En janvier dernier, la préfecture du Calvados (donc l’État) publiait une vidéo sur son compte YouTube à propos du dépoussiérage de la Tapisserie de Bayeux. À cette occasion, la conseillère musée de la DRAC Normandie, conservatrice du patrimoine, commentait la décision prise alors officiellement pour la restauration nécessaire de l’œuvre. Elle expliquait qu’on ne pouvait pas, pendant les deux ans de travaux du musée, trouver un lieu permettant de la restaurer à proximité immédiate (la construction d’un bâtiment spécial à cet effet étant trop coûteuse), et surtout qu’il était impossible, sans lui faire courir de trop grands risques, de transporter la tapisserie sur une longue distance, même dans cet objectif de restauration.
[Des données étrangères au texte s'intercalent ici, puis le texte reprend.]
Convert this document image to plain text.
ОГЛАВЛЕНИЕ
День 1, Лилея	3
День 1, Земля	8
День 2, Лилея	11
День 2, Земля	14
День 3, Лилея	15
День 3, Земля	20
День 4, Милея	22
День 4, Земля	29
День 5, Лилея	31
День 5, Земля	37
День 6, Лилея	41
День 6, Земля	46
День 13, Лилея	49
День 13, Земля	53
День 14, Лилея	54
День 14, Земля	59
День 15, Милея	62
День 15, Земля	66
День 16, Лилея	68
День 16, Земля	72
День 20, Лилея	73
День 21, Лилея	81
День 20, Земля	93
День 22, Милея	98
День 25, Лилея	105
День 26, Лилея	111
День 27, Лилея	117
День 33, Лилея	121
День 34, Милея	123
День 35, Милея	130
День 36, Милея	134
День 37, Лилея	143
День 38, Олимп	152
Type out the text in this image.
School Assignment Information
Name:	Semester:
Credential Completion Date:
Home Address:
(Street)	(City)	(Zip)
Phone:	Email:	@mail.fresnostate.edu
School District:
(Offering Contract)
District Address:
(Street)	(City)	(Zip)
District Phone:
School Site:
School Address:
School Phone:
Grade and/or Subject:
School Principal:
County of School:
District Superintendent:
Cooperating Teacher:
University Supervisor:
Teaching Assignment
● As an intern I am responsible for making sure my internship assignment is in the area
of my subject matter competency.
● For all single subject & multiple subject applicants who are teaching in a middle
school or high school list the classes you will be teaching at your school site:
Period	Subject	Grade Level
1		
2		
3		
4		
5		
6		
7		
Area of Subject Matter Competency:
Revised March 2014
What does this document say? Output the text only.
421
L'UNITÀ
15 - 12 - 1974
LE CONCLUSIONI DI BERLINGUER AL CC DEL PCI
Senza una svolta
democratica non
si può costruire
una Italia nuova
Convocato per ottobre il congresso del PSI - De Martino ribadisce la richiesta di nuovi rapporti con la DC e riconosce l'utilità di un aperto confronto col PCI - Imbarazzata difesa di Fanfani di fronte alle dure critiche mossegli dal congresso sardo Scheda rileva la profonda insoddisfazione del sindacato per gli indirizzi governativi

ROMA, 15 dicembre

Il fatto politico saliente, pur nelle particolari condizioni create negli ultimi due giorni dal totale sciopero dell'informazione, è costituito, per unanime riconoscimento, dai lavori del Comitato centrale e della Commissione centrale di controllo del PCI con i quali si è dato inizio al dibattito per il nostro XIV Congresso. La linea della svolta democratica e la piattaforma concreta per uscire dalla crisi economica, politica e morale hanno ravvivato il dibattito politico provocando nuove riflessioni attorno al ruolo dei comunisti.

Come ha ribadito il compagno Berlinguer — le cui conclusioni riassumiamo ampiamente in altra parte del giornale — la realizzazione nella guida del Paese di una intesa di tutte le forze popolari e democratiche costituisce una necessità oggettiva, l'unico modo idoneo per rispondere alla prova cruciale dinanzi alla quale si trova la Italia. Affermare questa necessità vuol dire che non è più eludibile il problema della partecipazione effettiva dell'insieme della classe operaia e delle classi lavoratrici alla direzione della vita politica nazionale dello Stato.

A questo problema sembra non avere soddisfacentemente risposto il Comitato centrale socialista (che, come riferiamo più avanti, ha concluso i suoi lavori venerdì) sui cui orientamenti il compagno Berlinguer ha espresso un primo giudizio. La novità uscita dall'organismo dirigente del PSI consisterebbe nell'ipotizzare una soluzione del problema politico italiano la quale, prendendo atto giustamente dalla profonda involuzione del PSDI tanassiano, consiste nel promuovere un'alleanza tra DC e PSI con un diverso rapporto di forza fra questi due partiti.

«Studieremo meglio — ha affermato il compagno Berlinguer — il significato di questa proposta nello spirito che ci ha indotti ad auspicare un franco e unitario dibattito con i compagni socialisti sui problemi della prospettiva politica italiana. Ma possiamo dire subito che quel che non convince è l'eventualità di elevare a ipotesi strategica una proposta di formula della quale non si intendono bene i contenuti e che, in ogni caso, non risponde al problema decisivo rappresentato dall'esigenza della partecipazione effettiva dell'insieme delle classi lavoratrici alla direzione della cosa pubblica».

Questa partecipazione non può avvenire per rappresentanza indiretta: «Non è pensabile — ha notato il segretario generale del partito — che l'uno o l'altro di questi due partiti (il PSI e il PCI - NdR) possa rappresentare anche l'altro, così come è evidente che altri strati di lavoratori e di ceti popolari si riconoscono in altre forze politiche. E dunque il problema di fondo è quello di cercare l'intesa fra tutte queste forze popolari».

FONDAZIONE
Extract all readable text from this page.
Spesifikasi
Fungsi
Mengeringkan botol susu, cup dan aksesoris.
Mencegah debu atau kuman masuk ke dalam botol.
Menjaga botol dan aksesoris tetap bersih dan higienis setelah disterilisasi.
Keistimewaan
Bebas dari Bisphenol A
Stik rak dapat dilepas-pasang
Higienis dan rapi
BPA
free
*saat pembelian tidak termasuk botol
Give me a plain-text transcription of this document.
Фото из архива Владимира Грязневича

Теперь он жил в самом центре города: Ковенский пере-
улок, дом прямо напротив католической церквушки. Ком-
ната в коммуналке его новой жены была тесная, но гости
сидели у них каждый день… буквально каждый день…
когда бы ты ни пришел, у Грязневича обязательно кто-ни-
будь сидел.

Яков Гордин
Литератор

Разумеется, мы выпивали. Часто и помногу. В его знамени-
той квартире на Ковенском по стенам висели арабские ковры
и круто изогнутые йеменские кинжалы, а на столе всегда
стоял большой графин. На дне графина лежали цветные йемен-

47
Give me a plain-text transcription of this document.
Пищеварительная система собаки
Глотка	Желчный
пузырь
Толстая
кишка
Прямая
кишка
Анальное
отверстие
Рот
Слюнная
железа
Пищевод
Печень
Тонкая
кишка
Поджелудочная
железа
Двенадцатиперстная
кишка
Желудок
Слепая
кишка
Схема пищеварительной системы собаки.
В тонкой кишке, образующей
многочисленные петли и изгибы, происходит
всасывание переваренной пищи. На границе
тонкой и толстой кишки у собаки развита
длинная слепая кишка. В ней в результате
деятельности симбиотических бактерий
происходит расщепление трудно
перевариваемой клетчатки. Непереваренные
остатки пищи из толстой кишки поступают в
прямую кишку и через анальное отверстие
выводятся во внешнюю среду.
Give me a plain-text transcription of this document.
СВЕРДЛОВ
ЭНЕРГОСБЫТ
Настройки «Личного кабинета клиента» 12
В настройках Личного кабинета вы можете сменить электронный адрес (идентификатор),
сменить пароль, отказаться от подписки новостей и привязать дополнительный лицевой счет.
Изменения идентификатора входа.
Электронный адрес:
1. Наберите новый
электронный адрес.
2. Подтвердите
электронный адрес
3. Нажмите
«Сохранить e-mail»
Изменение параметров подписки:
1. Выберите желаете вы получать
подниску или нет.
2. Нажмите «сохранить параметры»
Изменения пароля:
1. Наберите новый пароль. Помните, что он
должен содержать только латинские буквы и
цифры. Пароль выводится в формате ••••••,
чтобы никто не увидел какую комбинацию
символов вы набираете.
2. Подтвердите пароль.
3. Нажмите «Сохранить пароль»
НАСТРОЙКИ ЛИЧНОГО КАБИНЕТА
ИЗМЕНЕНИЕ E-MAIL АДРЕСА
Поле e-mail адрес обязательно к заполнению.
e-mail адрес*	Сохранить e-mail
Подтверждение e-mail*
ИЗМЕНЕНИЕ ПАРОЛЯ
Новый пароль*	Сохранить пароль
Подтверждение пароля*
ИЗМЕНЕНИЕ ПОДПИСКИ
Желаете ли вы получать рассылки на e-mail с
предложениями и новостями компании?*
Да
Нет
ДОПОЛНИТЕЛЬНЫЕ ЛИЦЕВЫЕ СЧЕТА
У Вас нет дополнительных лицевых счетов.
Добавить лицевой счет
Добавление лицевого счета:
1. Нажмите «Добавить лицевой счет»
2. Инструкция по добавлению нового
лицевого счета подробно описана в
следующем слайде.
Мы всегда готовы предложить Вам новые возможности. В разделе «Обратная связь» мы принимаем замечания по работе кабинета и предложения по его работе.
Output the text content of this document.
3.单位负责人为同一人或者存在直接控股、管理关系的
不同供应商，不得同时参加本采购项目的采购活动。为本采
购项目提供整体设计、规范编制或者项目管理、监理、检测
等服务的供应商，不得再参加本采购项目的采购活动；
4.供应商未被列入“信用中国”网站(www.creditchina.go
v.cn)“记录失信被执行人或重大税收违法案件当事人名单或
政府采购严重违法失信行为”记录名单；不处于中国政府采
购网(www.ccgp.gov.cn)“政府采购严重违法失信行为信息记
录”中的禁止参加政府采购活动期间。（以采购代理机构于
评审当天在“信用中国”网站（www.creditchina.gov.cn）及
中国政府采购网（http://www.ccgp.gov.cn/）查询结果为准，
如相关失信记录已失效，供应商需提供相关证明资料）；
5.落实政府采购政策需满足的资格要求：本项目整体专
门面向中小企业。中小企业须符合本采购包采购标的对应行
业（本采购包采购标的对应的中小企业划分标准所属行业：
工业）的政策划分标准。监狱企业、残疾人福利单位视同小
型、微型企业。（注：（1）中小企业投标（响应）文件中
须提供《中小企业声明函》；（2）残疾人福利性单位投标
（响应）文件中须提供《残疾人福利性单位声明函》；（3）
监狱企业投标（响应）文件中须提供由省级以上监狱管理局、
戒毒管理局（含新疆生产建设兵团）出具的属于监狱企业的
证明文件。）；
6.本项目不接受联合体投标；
On avait donc choisi de la restaurer sur place, dans le musée reconstruit, après sa réouverture.

On sait que ce choix, dicté par l’état de fragilité extrême de la broderie et par les constats effectués par les restauratrices spécialisées, a été balayé par le président de la République qui a décidé, seul, mais avec la complicité du ministère de la Culture et de la Ville de Bayeux, de l’envoyer pendant un an au British Museum.
Cette vidéo, une archive publique, gênait le nouveau discours affirmant que ce transport ne présentait aucun danger et était parfaitement possible sans risque.


2. Ce qu’on obtient aujourd’hui avec le lien de la vidéo (sans se connecter à YouTube)
3. Ce qu’on obtient aujourd’hui avec le lien de la vidéo (après s’être connecté à YouTube)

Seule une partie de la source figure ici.